Well! That was only Day One. Day Two was just a simple day of tiddly-winks of sorts, and much rain and BIG thunderstorms. A few tornadoes in the area. Not a time to enjoy rural Kansas.
That evening after dinner, we decided to play Scrabble. Huh. I am something of a Scrabble nerd. Growing up, my family, all seven of us played Scrabble. A lot. So much so, I know the Scrabble rules by heart. And I know the strategies. You know: the challenges, the fakes, and so on. We Websters were stealth in our Scrabble strategies. And yet, we ALWAYS adhered to the RULES.
The Scrabble rules can be found on the inside of any Scrabble box. I guess we all read them and memorized them, much like we did the Ten Commandments. But unlike the Ten Commandments, we understood the rules stated on the Scrabble box - they were black and white to us kids. The Ten Commandments? Graven images, coveting animals and wives, adultery...that was something beyond my early elementary school comprehension.

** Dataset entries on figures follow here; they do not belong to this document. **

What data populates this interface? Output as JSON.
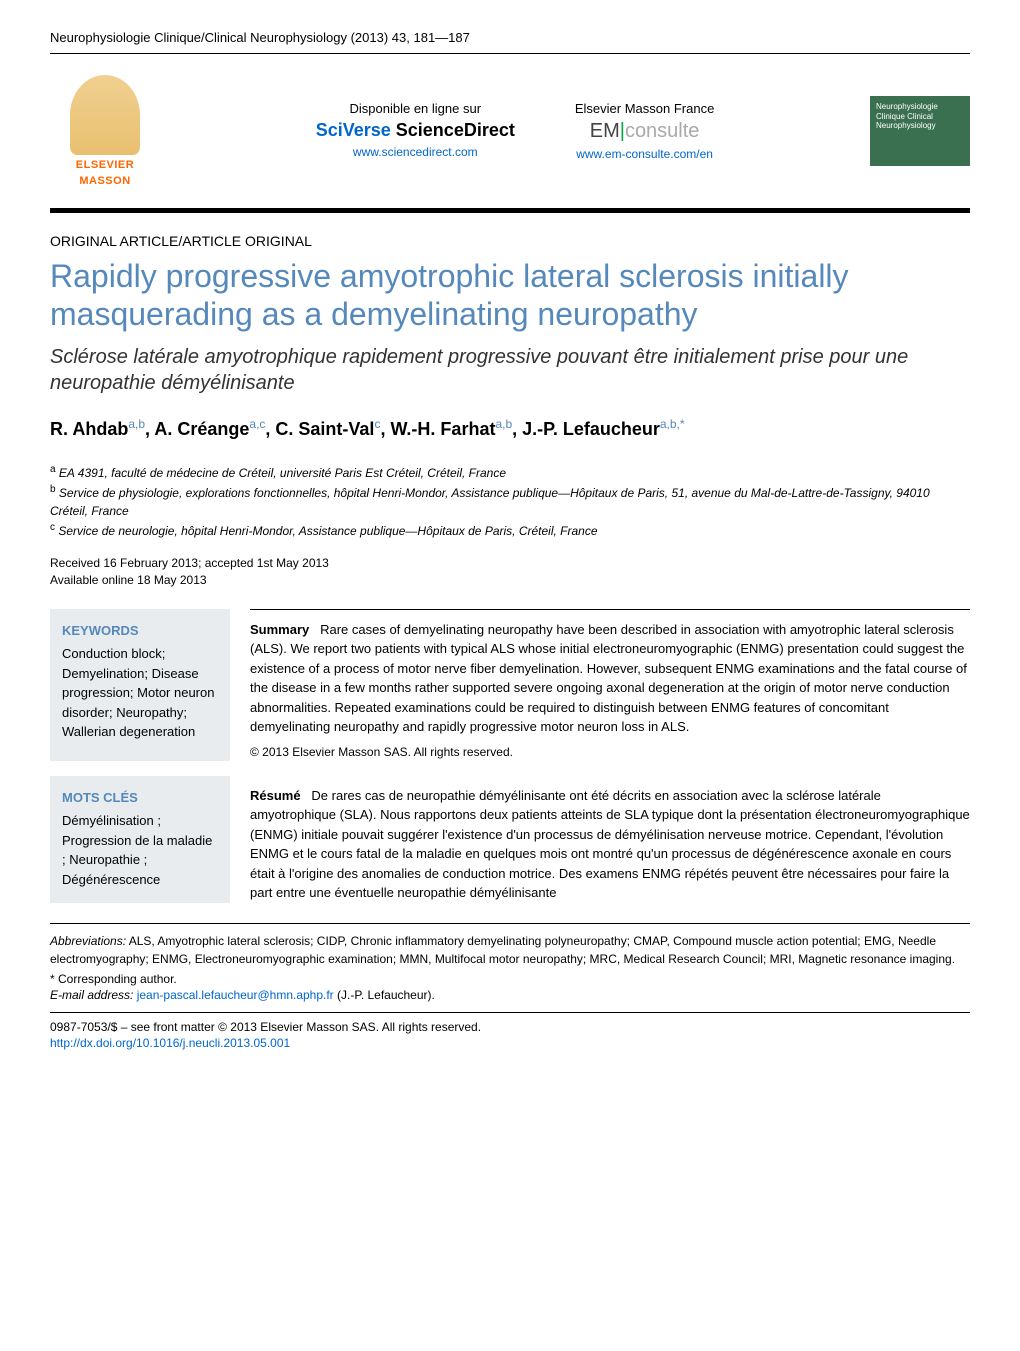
{
  "journal_header": "Neurophysiologie Clinique/Clinical Neurophysiology (2013) 43, 181—187",
  "header": {
    "elsevier": "ELSEVIER",
    "masson": "MASSON",
    "disponible": "Disponible en ligne sur",
    "sciverse": "SciVerse",
    "sciencedirect": "ScienceDirect",
    "sd_url": "www.sciencedirect.com",
    "elsevier_masson": "Elsevier Masson France",
    "em": "EM",
    "consulte": "consulte",
    "em_url": "www.em-consulte.com/en",
    "cover_text": "Neurophysiologie Clinique Clinical Neurophysiology"
  },
  "article_type": "ORIGINAL ARTICLE/ARTICLE ORIGINAL",
  "title_en": "Rapidly progressive amyotrophic lateral sclerosis initially masquerading as a demyelinating neuropathy",
  "title_fr": "Sclérose latérale amyotrophique rapidement progressive pouvant être initialement prise pour une neuropathie démyélinisante",
  "authors_html": "R. Ahdab<sup>a,b</sup>, A. Créange<sup>a,c</sup>, C. Saint-Val<sup>c</sup>, W.-H. Farhat<sup>a,b</sup>, J.-P. Lefaucheur<sup>a,b,*</sup>",
  "affiliations": {
    "a": "EA 4391, faculté de médecine de Créteil, université Paris Est Créteil, Créteil, France",
    "b": "Service de physiologie, explorations fonctionnelles, hôpital Henri-Mondor, Assistance publique—Hôpitaux de Paris, 51, avenue du Mal-de-Lattre-de-Tassigny, 94010 Créteil, France",
    "c": "Service de neurologie, hôpital Henri-Mondor, Assistance publique—Hôpitaux de Paris, Créteil, France"
  },
  "dates": {
    "received": "Received 16 February 2013; accepted 1st May 2013",
    "online": "Available online 18 May 2013"
  },
  "keywords_en": {
    "heading": "KEYWORDS",
    "text": "Conduction block; Demyelination; Disease progression; Motor neuron disorder; Neuropathy; Wallerian degeneration"
  },
  "keywords_fr": {
    "heading": "MOTS CLÉS",
    "text": "Démyélinisation ; Progression de la maladie ; Neuropathie ; Dégénérescence"
  },
  "summary": {
    "label": "Summary",
    "text": "Rare cases of demyelinating neuropathy have been described in association with amyotrophic lateral sclerosis (ALS). We report two patients with typical ALS whose initial electroneuromyographic (ENMG) presentation could suggest the existence of a process of motor nerve fiber demyelination. However, subsequent ENMG examinations and the fatal course of the disease in a few months rather supported severe ongoing axonal degeneration at the origin of motor nerve conduction abnormalities. Repeated examinations could be required to distinguish between ENMG features of concomitant demyelinating neuropathy and rapidly progressive motor neuron loss in ALS.",
    "copyright": "© 2013 Elsevier Masson SAS. All rights reserved."
  },
  "resume": {
    "label": "Résumé",
    "text": "De rares cas de neuropathie démyélinisante ont été décrits en association avec la sclérose latérale amyotrophique (SLA). Nous rapportons deux patients atteints de SLA typique dont la présentation électroneuromyographique (ENMG) initiale pouvait suggérer l'existence d'un processus de démyélinisation nerveuse motrice. Cependant, l'évolution ENMG et le cours fatal de la maladie en quelques mois ont montré qu'un processus de dégénérescence axonale en cours était à l'origine des anomalies de conduction motrice. Des examens ENMG répétés peuvent être nécessaires pour faire la part entre une éventuelle neuropathie démyélinisante"
  },
  "abbreviations": {
    "label": "Abbreviations:",
    "text": "ALS, Amyotrophic lateral sclerosis; CIDP, Chronic inflammatory demyelinating polyneuropathy; CMAP, Compound muscle action potential; EMG, Needle electromyography; ENMG, Electroneuromyographic examination; MMN, Multifocal motor neuropathy; MRC, Medical Research Council; MRI, Magnetic resonance imaging."
  },
  "corresponding": "* Corresponding author.",
  "email": {
    "label": "E-mail address:",
    "address": "jean-pascal.lefaucheur@hmn.aphp.fr",
    "suffix": "(J.-P. Lefaucheur)."
  },
  "bottom": {
    "issn": "0987-7053/$ – see front matter © 2013 Elsevier Masson SAS. All rights reserved.",
    "doi": "http://dx.doi.org/10.1016/j.neucli.2013.05.001"
  }
}
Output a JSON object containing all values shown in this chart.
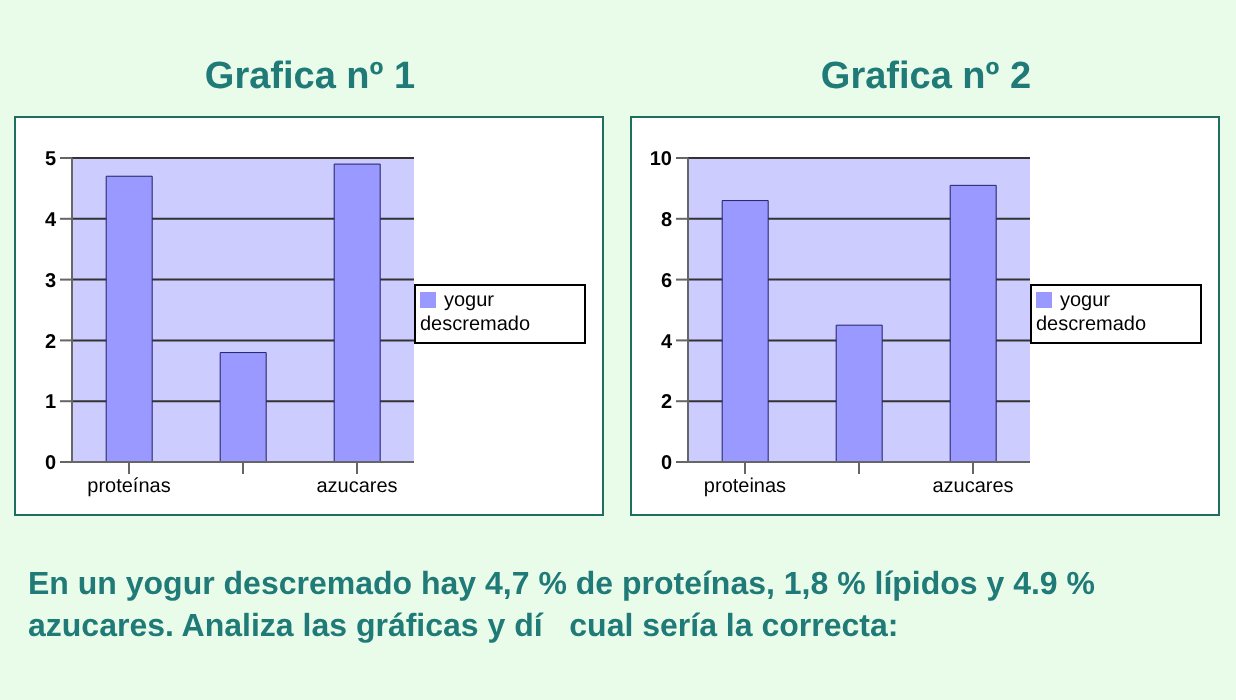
{
  "chart_data": [
    {
      "type": "bar",
      "title": "Grafica nº 1",
      "categories": [
        "proteínas",
        null,
        "azucares"
      ],
      "series": [
        {
          "name": "yogur descremado",
          "color": "#9999ff",
          "values": [
            4.7,
            1.8,
            4.9
          ]
        }
      ],
      "ylim": [
        0,
        5
      ],
      "yticks": [
        0,
        1,
        2,
        3,
        4,
        5
      ],
      "grid": "y",
      "legend": "right"
    },
    {
      "type": "bar",
      "title": "Grafica nº 2",
      "categories": [
        "proteinas",
        null,
        "azucares"
      ],
      "series": [
        {
          "name": "yogur descremado",
          "color": "#9999ff",
          "values": [
            8.6,
            4.5,
            9.1
          ]
        }
      ],
      "ylim": [
        0,
        10
      ],
      "yticks": [
        0,
        2,
        4,
        6,
        8,
        10
      ],
      "grid": "y",
      "legend": "right",
      "annotations": [
        "En un yogur descremado hay 4,7 % de proteínas, 1,8 % lípidos y 4.9 % azucares. Analiza las gráficas y dí   cual sería la correcta:"
      ]
    }
  ]
}
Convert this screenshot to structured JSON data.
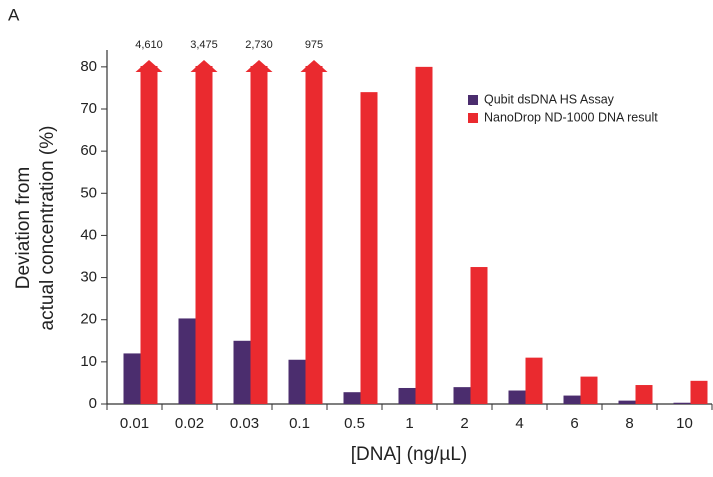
{
  "chart_data": {
    "type": "bar",
    "panel_label": "A",
    "ylabel": [
      "Deviation from",
      "actual concentration (%)"
    ],
    "xlabel": "[DNA] (ng/µL)",
    "categories": [
      "0.01",
      "0.02",
      "0.03",
      "0.1",
      "0.5",
      "1",
      "2",
      "4",
      "6",
      "8",
      "10"
    ],
    "series": [
      {
        "name": "Qubit dsDNA HS Assay",
        "color": "#4b2d6e",
        "values": [
          12,
          20.3,
          15,
          10.5,
          2.8,
          3.8,
          4,
          3.2,
          2,
          0.8,
          0.3
        ]
      },
      {
        "name": "NanoDrop ND-1000 DNA result",
        "color": "#ea2a2f",
        "values": [
          4610,
          3475,
          2730,
          975,
          74,
          80,
          32.5,
          11,
          6.5,
          4.5,
          5.5
        ],
        "value_labels": [
          "4,610",
          "3,475",
          "2,730",
          "975",
          null,
          null,
          null,
          null,
          null,
          null,
          null
        ]
      }
    ],
    "ylim": [
      0,
      84
    ],
    "yticks": [
      0,
      10,
      20,
      30,
      40,
      50,
      60,
      70,
      80
    ],
    "legend": "upper right"
  }
}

But I did understand Scrabble rules! How funny. And unto this day, I adhere to Scrabble rules, and it rankles me when I play with people who have no clue that there are rules on the inside of the Scrabble box. *SIGH* It makes this game so much easier.
Case in point: If someone has an iffy word, you have the choice to challenge said word, or to let it go. If you challenge, the dictionary is brought forth and you all look to see if it is in the dictionary. Yes? You lose your next turn. No? The offender loses his next turn.
Simple. IT'S IN THE RULE BOOK!! CHALLENGE, PEOPLE!!! That's part of the strategy!
Last evening I kept referring to the rules, and I seemed to be the only one who was privy to them. What the heck? At the end of the game, when one person runs out of letters, then the "losers" subtract their letters from their scores, and the winner gains those same points to his score.
Simple. IT'S IN THE RULE BOOK!
That Spouse o' Mine was trying to tell me that we should just take all the "losing " points and multiply them by two for the winner, and forget the subtraction for the other three players.
Ughhh. Hello? How do we discern who was 2nd, 3rd, and 4th??? Seriously, is there no competition anymore? I want to know where everyone ended in my game of Scrabble.
I love this game. (And chess, checkers, Scattergories, Probe (also old), and more "thinking" games.)
We ended our evening with Mango Lassis, thanks to Kiran (of Indian descent), and some garlic-stuffed olives (by me, of Oklahoma descent.)